By Olivia Branco Internet Editor Federal News Radio
Open Government and transparency seems to the be the theme of the day today at Federal News Radio.
Just exactly how open and transparent has the government been? The annual Secrecy Report Card, compiled by OpenTheGovernment.org, was just released. Patrice McDermott, president of the website, joined Chris Dorobek on The Dorobek Insider and she says the Secrecy reports have come a long way since they were first issued during the Bush Administration.
“The number of newly classified documents dropped by 10% from (fiscal year) 2008 to 2009,” McDermott says, “which I think is pretty significant. It means that the government is creating fewer new secrets than it had been. The fewer secrets that they create now, the fewer things that need to be declassified later.”
So what has changed from the Bush to Obama Administration?
“I do know the Obama Administration is really going to and has already begun, is getting the agencies to do more proactive disclosure and dissemination so people don’t necessarily do a request for every little thing. I think the cost (of that) may have gone up”
While there are some positive advancements, there is somewhat of a downside to the Secrecy Report Card.
“I think the most disappointing number is the amount that’s being spent. I (fiscal year) 2009 on declassification; that will have changed dramatically for FY 2010 because the new executive order on national security classification mandated the creation of a national declassification center which has been instituted and they’ve begun processing the backlogs.”
“But they have to declassify about 400 million documents before 2013. There’s going to be a lot of money going toward declassification in years to come and what effects that has on other parts of the budget remains to be seen.”
While accuracy isn’t something that the program could catch or measure because of the way federal reporting is set up, Lee says the fact that the information being provided by agencies to both the CFDA and USASpending.gov isn’t the same is troubling.
“If we’re reporting these figures in two places, why can’t we at least be reporting the same number in both of them?” Lee said. “I feel like it’s an even more lenient metric than accuracy would be!”
Sunlight hopes that by catching agencies which are non-compliant, the program also finds the agencies that are reporting well, and have them translate what they do to other agencies.
The Sunlight Foundation has been one of the Obama Administration’s strongest supporters when it comes to open government.
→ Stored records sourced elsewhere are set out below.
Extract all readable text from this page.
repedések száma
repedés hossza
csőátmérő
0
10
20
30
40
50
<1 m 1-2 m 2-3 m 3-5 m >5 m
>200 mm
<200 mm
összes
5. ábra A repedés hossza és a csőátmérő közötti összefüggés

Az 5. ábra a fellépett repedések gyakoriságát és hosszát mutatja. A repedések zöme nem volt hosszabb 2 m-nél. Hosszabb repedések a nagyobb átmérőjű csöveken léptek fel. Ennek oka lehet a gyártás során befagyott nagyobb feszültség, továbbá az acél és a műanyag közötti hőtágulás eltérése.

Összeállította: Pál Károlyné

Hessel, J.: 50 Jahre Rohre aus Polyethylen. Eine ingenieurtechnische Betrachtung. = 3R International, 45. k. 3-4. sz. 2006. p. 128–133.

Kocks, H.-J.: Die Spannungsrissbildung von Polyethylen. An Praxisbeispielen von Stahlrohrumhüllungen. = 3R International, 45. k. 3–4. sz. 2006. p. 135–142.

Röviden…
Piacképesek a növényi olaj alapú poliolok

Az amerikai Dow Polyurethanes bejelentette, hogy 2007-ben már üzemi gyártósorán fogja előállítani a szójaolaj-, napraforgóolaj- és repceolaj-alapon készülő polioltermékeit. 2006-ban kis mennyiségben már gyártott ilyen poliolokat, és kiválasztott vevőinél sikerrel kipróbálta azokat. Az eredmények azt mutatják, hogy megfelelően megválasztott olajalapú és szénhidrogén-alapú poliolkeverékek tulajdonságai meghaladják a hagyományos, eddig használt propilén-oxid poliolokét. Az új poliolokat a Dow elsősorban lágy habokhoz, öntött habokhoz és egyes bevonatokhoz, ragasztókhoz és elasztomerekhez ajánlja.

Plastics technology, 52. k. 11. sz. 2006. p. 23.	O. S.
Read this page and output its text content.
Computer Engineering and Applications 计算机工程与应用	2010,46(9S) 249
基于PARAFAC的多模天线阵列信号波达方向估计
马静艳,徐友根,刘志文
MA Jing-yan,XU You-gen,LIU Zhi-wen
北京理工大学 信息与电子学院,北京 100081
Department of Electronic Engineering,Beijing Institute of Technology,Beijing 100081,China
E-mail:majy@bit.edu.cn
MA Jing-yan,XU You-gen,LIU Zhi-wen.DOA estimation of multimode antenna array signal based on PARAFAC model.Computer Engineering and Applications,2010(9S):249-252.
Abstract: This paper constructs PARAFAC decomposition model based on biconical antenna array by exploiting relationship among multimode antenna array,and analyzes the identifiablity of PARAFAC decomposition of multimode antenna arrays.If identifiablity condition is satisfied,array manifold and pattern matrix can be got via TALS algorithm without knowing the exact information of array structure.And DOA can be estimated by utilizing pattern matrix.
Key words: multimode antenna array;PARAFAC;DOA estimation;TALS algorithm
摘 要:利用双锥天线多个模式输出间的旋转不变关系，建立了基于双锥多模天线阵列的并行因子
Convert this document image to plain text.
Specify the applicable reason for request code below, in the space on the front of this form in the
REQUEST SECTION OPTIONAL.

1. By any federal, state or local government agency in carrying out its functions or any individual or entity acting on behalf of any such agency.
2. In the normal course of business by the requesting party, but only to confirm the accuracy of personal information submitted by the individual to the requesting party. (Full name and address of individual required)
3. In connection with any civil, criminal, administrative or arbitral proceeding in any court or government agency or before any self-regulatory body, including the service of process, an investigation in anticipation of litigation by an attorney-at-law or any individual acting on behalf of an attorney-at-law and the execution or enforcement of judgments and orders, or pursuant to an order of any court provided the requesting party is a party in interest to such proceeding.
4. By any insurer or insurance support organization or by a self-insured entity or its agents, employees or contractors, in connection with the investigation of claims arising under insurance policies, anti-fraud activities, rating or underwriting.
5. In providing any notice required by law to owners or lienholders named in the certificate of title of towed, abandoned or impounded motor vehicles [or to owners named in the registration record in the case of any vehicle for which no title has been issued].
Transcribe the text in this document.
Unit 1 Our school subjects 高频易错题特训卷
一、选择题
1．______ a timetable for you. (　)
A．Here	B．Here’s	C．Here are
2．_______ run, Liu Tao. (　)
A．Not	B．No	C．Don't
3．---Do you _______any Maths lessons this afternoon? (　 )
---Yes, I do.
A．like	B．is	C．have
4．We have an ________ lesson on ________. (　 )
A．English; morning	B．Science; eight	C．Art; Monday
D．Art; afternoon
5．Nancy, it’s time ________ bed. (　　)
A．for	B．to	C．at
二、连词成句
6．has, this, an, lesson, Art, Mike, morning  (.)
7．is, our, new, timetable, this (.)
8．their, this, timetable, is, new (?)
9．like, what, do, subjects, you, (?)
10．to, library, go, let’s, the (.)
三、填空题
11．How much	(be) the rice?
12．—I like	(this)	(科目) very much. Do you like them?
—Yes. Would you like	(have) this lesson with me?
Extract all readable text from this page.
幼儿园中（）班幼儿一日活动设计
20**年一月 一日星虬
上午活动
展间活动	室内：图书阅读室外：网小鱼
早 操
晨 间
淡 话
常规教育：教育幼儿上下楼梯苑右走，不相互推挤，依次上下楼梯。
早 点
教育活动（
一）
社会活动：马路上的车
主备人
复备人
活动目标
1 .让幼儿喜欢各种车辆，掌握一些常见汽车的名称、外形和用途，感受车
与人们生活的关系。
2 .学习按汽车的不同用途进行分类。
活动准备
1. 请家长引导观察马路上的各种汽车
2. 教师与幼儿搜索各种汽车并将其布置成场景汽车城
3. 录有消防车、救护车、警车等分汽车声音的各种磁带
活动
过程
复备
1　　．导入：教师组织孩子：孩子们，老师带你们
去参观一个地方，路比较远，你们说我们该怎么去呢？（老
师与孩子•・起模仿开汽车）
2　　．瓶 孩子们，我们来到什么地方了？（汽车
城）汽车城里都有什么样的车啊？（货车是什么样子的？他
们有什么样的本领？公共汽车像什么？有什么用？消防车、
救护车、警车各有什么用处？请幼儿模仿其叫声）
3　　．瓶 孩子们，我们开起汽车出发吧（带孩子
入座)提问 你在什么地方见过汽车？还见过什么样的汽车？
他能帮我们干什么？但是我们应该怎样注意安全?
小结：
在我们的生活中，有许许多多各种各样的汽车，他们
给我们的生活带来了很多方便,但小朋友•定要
The Foundation’s co-founder and executive director, Ellen Miller, spoke this week at the Gov 2.0 Summit.
Federal News Radio reporter Max Cacas attended the event and saw the enthusiasm by Miller for the idea of open government.
No organization has been more enthusiastic, optimistic, or excited, about gov 2.0 in the area of data transparency than the Sunlight Foundation,” said Ellen Miller, the group’s co-founder and executive director. “In many respects, this administration has gone further and faster than any administration before it, when it comes to efforts at using technology to promote open government. But now, 20 months later, it appears that the drive for data transparency has stalled.”
Miller also spoke on the Open Government Directive, now in its second year of existance.
While the program had an optimistic start, she feared it was suffering somewhat of a sophomore slump.
“As you may recall, the central thrust of that directive was its insistence that all government agencies create and implement their own open data plans aimed at releasing high value data to the public,” she said. “The plans that resulted, however, were little more than inspirational. And in fact, 12 out of 30 agencies in those plans didn’t list any data for future publication, and all together only 75 new data sets were listed.”
Miller called the results “hugely, hugely disappointing.”
Miller also criticized one of the administration’s signature transparency initiatives, Recovery.gov, calling the website designed to track stimulus spending “a qualified success.”
“The idea of collecting job information at the most local level was extremely, overly optimistic, and ended with the Vice President making excuses for the data’s poor quality on ‘The Daily Show,'” she said.
While this specific open government directive is new, the concept is certainly not new.
Alex Howard, Gov 2.0 Washington correspondent for O’Reilly Media, joined Chris Dorobek on The Dorobek Insider to talk about how open government is changing and how it, along with e-government and social media, has changed our jobs.
“Now there’s something that is new in terms of the social tools that are evolving over the last five years. People forget how new the social web is. YouTube in 2005; Facebook, Twitter: these are all new things,” Howard says. “The social layer that has now exploded on the Internet; it provides an opportunity for people to share information with one another and ask questions of government and in turn to receive answers. The interactions on the social web can then be translated or converted to some of the e-services that government has been putting online now for decades.”
Howard offered the example of state government in California where both the unemployment office and DMV is on Twitter. Members of each offices are “monitoring what people are asking for and responding to them and guiding them to e-services.”
Howard knows that the Gov 2.0 and open government is a constantly changing term and idea.
“The challenge is that when you have the nebulus term like web 2.0 or gov 2.0, it’s all in the eyes of the beholder. It’s going to mean what people want it to mean in the context of their own frame.”